Meet Three of the Lawyers Defending Harvard's Race-Conscious Admissions Policies

Meet three of the lawyers who will help Harvard defend against allegations it discriminates against Asian-Americans in its admissions process: Felicia H. Ellsworth, '05, William F. Lee, and Seth P. Waxman. 

Felicia H. Ellsworth both ran a marathon and had a child while clerking for Supreme Court Chief Justice John G. Roberts, a “very impressive” feat according to fellow Roberts clerk Paul J. Nathanson.

Nathanson said Ellsworth brings extensive experience as a trial and appellate litigator, as well as a “brilliant legal mind,” to Harvard’s legal team.

Currently, Ellsworth serves as a partner in WilmerHale’s Boston office with Lee.

She began her law career — after graduating with high honors from the University of Chicago Law School—with clerkships under Roberts and Judge Michael Boudin of the U.S. Court of Appeals for the First Circuit.

Ellsworth joined Wilmerhale in 2008. Early in her career, she worked with the Commonwealth of Massachusetts to argue against the constitutionality of the federal Defense of Marriage Act. She was promoted to partner in 2014.

Since then, she has been regularly ranked as one of the top attorneys in Massachusetts. She was named to the 2017 “Top Women of Law” list of the Massachusetts Lawyers Weekly and a “2016 Trial Rising Star” by Law360.

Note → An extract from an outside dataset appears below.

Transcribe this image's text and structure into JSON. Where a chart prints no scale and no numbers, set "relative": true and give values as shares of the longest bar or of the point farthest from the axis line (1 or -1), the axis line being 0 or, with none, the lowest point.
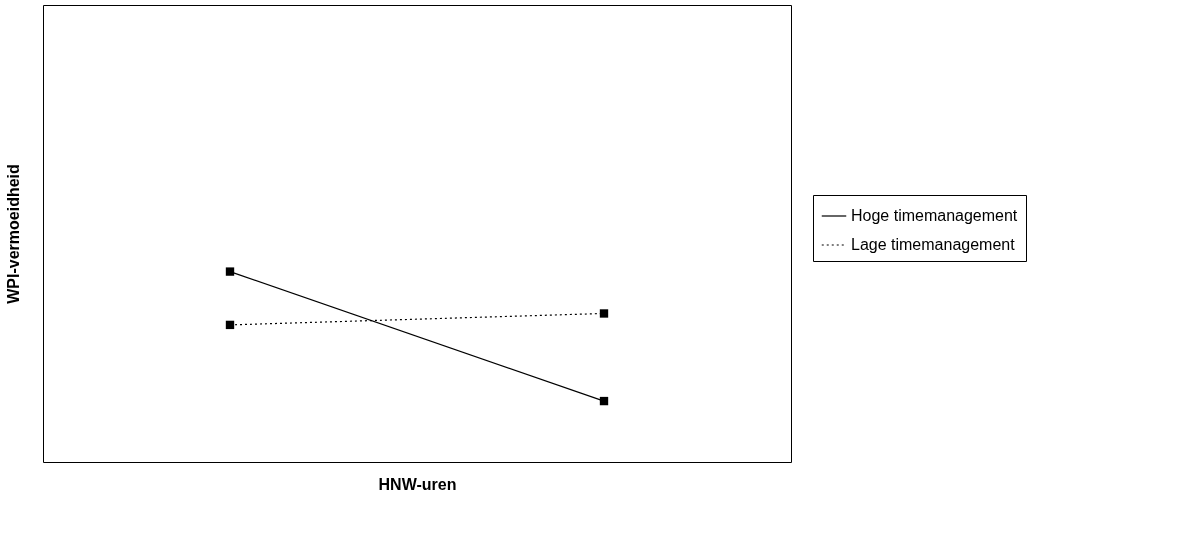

Ellsworth, like many of the lawyers for both Harvard and SFFA, has a good deal of experience litigating before the Supreme Court. In 2014, she represented the beverage brand POM Wonderful in a suit against Coca-Cola before the Court. And in 2015, she co-authored an amicus brief with a team of WilmerHale lawyers on behalf of 303 conservative activists and politicians in Obergefell v. Hodges, arguing that the government should legalize same-sex marriage.

“By and large, people on both sides are big minds, constitutional lawyers,” Nathanson said. “It's not the normal trial lawyers you would find in litigation.”

"This is a small, small close-knit group of people who clerked together and are very well-equipped to litigate these types of complicated constitutional issues,” he added.